Eriogonum jamesii is a species of wild buckwheat known by the common name James' buckwheat and antelope sage. It is native to the southwestern United States, being found in: Colorado, Utah, Arizona, Texas, New Mexico, Oklahoma, and Nebraska.

==Taxonomy==
Eriogonum jamesii was scientifically described and named by George Bentham in 1856. It is classified in the Eriogonum as part of the Polygonaceae family. It has four accepted varieties according to Plants of the World Online.

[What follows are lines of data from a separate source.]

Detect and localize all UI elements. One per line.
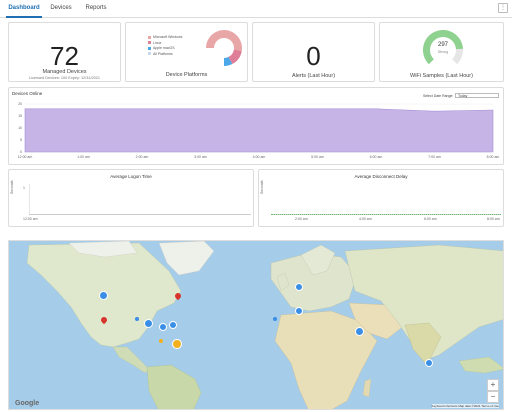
x-tick-label: 12:00 am xyxy=(18,155,33,159)
tab-bar: Dashboard Devices Reports ⋮ xyxy=(0,0,512,18)
license-info: Licensed Devices: 100 Expiry: 12/31/2021 xyxy=(29,76,100,80)
legend-item-all: All Platforms xyxy=(148,52,182,58)
disconnect-series-line xyxy=(271,214,501,215)
managed-devices-count: 72 xyxy=(50,41,79,71)
device-marker[interactable] xyxy=(273,317,277,321)
map-attribution[interactable]: Keyboard shortcuts Map data ©2021 Terms … xyxy=(431,404,499,408)
x-tick-label: 8:00 am xyxy=(487,155,500,159)
expand-icon[interactable]: ⋮ xyxy=(498,3,508,13)
device-platforms-caption: Device Platforms xyxy=(165,72,208,78)
wifi-value: 297 xyxy=(437,42,448,48)
donut-slice[interactable] xyxy=(206,30,242,51)
device-cluster-marker[interactable] xyxy=(295,307,303,315)
legend-item-macos: Apple macOS xyxy=(148,46,182,52)
x-tick-label: 6:00 am xyxy=(370,155,383,159)
disconnect-xtick: 2:00 am xyxy=(295,217,308,221)
legend-label: All Platforms xyxy=(153,51,173,56)
platforms-donut-chart xyxy=(206,30,242,66)
device-platforms-card: Microsoft Windows Linux Apple macOS All … xyxy=(125,22,248,82)
warning-marker[interactable] xyxy=(159,339,163,343)
x-tick-label: 2:00 am xyxy=(136,155,149,159)
tab-dashboard[interactable]: Dashboard xyxy=(6,0,42,18)
donut-slice[interactable] xyxy=(228,49,242,65)
disconnect-ylabel: Seconds xyxy=(260,180,264,194)
managed-devices-caption: Managed Devices xyxy=(42,69,87,75)
legend-label: Apple macOS xyxy=(153,46,175,50)
legend-swatch xyxy=(148,41,151,45)
device-marker[interactable] xyxy=(135,317,139,321)
y-tick-label: 0 xyxy=(20,150,22,154)
disconnect-xtick: 8:00 am xyxy=(487,217,500,221)
legend-item-windows: Microsoft Windows xyxy=(148,35,182,41)
logon-ytick: 1 xyxy=(23,186,25,190)
warning-cluster-marker[interactable] xyxy=(172,339,182,349)
devices-online-chart: 20 15 10 5 012:00 am 1:00 am 2:00 am 3:00 am 4:0… xyxy=(18,102,500,159)
wifi-caption: WiFi Samples (Last Hour) xyxy=(410,73,473,79)
device-cluster-marker[interactable] xyxy=(144,319,153,328)
alerts-caption: Alerts (Last Hour) xyxy=(291,73,336,79)
y-tick-label: 20 xyxy=(18,102,22,106)
legend-item-linux: Linux xyxy=(148,41,182,47)
logon-time-title: Average Logon Time xyxy=(110,174,152,179)
logon-ylabel: Seconds xyxy=(10,180,14,194)
y-tick-label: 5 xyxy=(20,138,22,142)
device-cluster-marker[interactable] xyxy=(99,291,108,300)
wifi-strength: Strong xyxy=(437,50,449,54)
tab-reports[interactable]: Reports xyxy=(85,5,107,11)
zoom-out-button[interactable]: − xyxy=(487,391,499,403)
zoom-in-button[interactable]: + xyxy=(487,379,499,391)
x-tick-label: 7:00 am xyxy=(428,155,441,159)
disconnect-xtick: 4:00 am xyxy=(359,217,372,221)
x-tick-label: 4:00 am xyxy=(253,155,266,159)
legend-swatch xyxy=(148,52,151,56)
legend-label: Linux xyxy=(153,40,162,45)
x-tick-label: 1:00 am xyxy=(77,155,90,159)
date-range-label: Select Date Range: xyxy=(423,94,454,98)
disconnect-delay-title: Average Disconnect Delay xyxy=(354,174,408,179)
date-range-select[interactable]: Today xyxy=(455,93,499,98)
logon-x-axis xyxy=(29,214,251,215)
wifi-gauge xyxy=(423,29,463,65)
tab-devices[interactable]: Devices xyxy=(50,5,72,11)
logon-y-axis xyxy=(29,184,30,214)
y-tick-label: 10 xyxy=(18,126,22,130)
wifi-card: 297 Strong WiFi Samples (Last Hour) xyxy=(379,22,504,82)
device-map[interactable]: + − Google Keyboard shortcuts Map data ©… xyxy=(8,240,504,410)
donut-slice[interactable] xyxy=(224,56,233,66)
world-map-land xyxy=(26,241,503,409)
logon-time-panel: Average Logon Time Seconds 1 12:00 am xyxy=(8,169,254,227)
y-tick-label: 15 xyxy=(18,114,22,118)
devices-online-area xyxy=(24,108,494,153)
devices-online-title: Devices Online xyxy=(12,91,43,96)
alerts-card: 0 Alerts (Last Hour) xyxy=(252,22,375,82)
legend-swatch xyxy=(148,35,151,39)
google-logo: Google xyxy=(15,400,40,407)
devices-online-panel: Devices Online Select Date Range: Today … xyxy=(8,87,504,165)
device-cluster-marker[interactable] xyxy=(159,323,167,331)
device-cluster-marker[interactable] xyxy=(295,283,303,291)
device-cluster-marker[interactable] xyxy=(425,359,433,367)
legend-swatch xyxy=(148,46,151,50)
x-tick-label: 5:00 am xyxy=(311,155,324,159)
disconnect-xtick: 6:00 am xyxy=(424,217,437,221)
alerts-count: 0 xyxy=(306,41,321,71)
x-tick-label: 3:00 am xyxy=(194,155,207,159)
legend-label: Microsoft Windows xyxy=(153,35,183,39)
logon-xtick: 12:00 am xyxy=(23,217,38,221)
device-cluster-marker[interactable] xyxy=(355,327,364,336)
device-cluster-marker[interactable] xyxy=(169,321,177,329)
platforms-legend: Microsoft Windows Linux Apple macOS All … xyxy=(148,35,182,57)
gauge-fill xyxy=(423,29,463,65)
disconnect-delay-panel: Average Disconnect Delay Seconds 2:00 am… xyxy=(258,169,504,227)
managed-devices-card: 72 Managed Devices Licensed Devices: 100… xyxy=(8,22,121,82)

- Eriogonum jamesii var. higginsii – Endemic to Utah
- Eriogonum jamesii var. jamesii – Native to Arizona, Colorado, New Mexico, Oklahoma, Texas, and Sonora
- Eriogonum jamesii var. simplex – Endemic to Kansas
- Eriogonum jamesii var. undulatum – Native to southwestern US and northern Mexico

Eriogonum jamesii has a total of six synonyms between the species and varieties jamesii and undulatum.

Table of Synonyms
| Name | Year | Rank | Synonym of: | Notes |
| Eriogonum jamesii var. neomexicanum Gand. | 1906 | variety | var. jamesii | = het. |
| Eriogonum jamesii subsp. typicum S.Stokes | 1936 | subspecies | E. jamesii | ≡ hom., not validly publ. |
| Eriogonum jamesii subsp. undulatum (Benth.) S.Stokes | 1936 | subspecies | var. undulatum | ≡ hom. |
| Eriogonum jamiesonii Ingw. | 1934 | species | var. jamesii | = het. |
| Eriogonum sericeum Torr. & A.Gray | 1870 | species | var. jamesii | = het. |
| Eriogonum undulatum Benth. | 1856 | species | var. undulatum | ≡ hom. |
Notes: ≡ homotypic synonym; = heterotypic synonym

==Uses==
The Navajo people have used Eriogonum jamesii as an oral contraceptive. Among the Zuni people, the root is soaked in water and used as a wash for sore eyes. The fresh or dried root is also eaten for stomachaches. The root is carried in the mouth for a sore tongue and then buried in a river bottom. The ground blossom powder is given to ceremonial dancers impersonating anthropic gods to bring rain.